When it comes to tablets, HTC has two. A 7-inch Gingerbread powered HTC Flyer, and the new 10-inch Honeycomb powered HTC Jetstream just announced in the US on AT&T.
Keen to see how Honeycomb works on the new 10-inch model and what it looks like in the flesh, Pocket-lint flew to Istanbul of all places, to have a play with the new tablet courtesy of Qualcomm.
In the flesh and the tablet is big, considerably bigger than the 7-inch Flyer, and more akin to the Samsung Galaxy Tab 10.1 - moving away from its original design ethos.
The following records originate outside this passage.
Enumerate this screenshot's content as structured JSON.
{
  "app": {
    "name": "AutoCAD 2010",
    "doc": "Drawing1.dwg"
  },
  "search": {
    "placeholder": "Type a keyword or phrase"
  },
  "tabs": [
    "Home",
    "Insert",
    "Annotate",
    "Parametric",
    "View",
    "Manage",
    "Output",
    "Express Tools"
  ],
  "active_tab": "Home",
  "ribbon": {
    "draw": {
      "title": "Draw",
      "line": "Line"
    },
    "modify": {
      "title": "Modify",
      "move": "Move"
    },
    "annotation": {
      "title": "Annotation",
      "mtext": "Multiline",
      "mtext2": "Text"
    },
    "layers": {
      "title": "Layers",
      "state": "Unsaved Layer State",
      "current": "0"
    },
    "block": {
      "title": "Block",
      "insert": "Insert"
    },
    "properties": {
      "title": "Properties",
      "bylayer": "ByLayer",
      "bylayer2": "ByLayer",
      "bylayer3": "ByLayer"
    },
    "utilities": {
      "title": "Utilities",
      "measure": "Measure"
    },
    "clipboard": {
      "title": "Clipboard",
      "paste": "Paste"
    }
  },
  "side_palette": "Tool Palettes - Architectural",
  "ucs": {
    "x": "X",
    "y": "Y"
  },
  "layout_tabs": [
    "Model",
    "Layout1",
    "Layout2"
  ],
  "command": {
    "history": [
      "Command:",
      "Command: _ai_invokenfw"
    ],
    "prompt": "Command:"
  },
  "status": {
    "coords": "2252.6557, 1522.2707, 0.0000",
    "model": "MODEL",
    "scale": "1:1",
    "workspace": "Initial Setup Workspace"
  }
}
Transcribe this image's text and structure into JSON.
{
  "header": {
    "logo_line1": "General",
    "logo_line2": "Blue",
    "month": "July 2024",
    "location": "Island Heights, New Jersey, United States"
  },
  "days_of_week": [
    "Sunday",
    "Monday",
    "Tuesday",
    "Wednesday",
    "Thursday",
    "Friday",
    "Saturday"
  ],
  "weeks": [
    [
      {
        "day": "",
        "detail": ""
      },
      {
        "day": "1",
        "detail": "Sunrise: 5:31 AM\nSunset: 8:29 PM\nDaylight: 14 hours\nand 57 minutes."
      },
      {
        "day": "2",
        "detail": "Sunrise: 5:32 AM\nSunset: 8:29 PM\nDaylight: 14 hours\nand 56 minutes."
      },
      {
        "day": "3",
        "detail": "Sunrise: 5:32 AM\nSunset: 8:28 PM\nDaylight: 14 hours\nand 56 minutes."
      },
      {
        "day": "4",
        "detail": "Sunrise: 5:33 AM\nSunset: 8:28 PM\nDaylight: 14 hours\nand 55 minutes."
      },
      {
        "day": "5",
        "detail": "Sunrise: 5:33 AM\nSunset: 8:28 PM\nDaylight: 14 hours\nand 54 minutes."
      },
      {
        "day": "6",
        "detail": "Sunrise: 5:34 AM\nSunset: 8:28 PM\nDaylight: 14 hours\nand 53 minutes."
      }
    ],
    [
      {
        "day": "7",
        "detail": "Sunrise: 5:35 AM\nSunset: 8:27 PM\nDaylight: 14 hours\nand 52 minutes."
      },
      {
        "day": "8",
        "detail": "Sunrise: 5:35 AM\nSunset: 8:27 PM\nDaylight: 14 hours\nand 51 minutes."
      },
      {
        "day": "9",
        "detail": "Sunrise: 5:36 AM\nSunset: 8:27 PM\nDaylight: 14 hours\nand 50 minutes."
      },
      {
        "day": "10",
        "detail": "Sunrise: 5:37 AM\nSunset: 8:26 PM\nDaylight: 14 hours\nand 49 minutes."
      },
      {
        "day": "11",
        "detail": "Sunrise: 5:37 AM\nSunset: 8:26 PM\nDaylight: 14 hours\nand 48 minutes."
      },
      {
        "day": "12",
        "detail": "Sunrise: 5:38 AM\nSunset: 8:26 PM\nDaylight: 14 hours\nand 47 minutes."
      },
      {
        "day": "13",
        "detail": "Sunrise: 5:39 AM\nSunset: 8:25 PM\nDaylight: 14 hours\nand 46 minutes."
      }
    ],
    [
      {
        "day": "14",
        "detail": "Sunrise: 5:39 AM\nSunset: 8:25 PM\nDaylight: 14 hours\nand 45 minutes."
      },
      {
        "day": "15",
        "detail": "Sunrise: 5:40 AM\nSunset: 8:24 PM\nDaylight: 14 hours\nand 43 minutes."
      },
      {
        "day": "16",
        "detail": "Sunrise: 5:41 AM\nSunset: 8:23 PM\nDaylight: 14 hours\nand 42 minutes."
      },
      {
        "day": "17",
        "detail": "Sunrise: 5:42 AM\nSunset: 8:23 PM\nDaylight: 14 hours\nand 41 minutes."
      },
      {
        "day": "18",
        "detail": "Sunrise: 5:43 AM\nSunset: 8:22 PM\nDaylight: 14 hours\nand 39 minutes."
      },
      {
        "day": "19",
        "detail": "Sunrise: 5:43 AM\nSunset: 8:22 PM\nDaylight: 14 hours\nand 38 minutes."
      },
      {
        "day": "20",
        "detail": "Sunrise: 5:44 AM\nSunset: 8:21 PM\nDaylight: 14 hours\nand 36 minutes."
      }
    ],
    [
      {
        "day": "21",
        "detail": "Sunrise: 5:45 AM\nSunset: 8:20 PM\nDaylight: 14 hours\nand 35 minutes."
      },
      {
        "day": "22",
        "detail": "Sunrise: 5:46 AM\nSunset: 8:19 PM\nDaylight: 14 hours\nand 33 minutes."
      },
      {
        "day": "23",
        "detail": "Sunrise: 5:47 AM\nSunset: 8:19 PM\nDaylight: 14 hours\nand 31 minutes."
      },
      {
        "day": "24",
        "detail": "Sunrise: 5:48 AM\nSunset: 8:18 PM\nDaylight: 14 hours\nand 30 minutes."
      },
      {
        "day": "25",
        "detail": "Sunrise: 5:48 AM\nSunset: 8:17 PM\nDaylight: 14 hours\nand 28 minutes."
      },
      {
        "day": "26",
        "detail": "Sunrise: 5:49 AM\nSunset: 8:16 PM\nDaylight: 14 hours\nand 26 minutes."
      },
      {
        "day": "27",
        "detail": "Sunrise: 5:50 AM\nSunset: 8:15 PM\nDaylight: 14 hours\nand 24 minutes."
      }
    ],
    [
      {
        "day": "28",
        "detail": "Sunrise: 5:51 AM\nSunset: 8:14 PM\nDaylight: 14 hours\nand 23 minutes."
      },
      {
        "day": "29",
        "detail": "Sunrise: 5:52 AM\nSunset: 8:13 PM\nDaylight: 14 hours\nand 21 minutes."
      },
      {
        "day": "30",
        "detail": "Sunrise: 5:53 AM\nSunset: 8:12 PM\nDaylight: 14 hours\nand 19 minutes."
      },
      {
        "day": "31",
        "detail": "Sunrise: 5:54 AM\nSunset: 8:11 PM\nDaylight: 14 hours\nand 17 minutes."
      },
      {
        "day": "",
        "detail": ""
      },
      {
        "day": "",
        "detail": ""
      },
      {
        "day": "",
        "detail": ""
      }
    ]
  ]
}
The front is dominated by the large screen, so much so that there are no buttons to distract with the Jetstream; instead you can use Honeycomb’s on-screen button options to give you control. That said there is still just about enough room to give you a forward facing camera, as well as the respective logos of HTC and AT&T.
The WXGA HD display is bright and crisp, although by no means stand out stunning.
The sides are void of detail too with a simple power button LED light and headphone socket on the top; a micro USB charging port is situated on the bottom.
The rear of the device, thankfully, offers up more stuff. There is a speaker and an 8-megapixel camera for those moments you need to take a picture.
Inside and there's a Snapdragon 1.5 GHz dual core processor and LTE/HSPA connectivity. It will also support 1080p playback and capture.
It runs the Android 3.1 (Honeycomb) operating system and represents the first iteration of the HTC Sense user experience on Honeycomb.
Like the company’s 7-inch offering, the HTC Flyer, the Jetstream will work with the company’s stylus - the HTC Scribe - an optional digital pen accessory; although sadly Qualcomm didn’t have one to hand for us to try out.
In the flesh and it’s business as usual with the Jetstream, offering a very friendly Sense UI interface for those that love it along with the added benefit of Honeycomb and all it offers to Android tablet users.
Like the HTC Flyer - it uses the same innards - the Jetstream was quick and responsive to our commands and requests.
On the design front, it is a touch on the heavy side, and the brushed metal casing seems out of kilter with HTC’s overall design ethos; something we suspect AT&T requested on seeing the Galaxy Tab back at the US phone trade show, CTIA, in March.
The HTC Jetstream is available in the US now, and although nothing is confirmed, is expected to make it to the UK at some point in the future.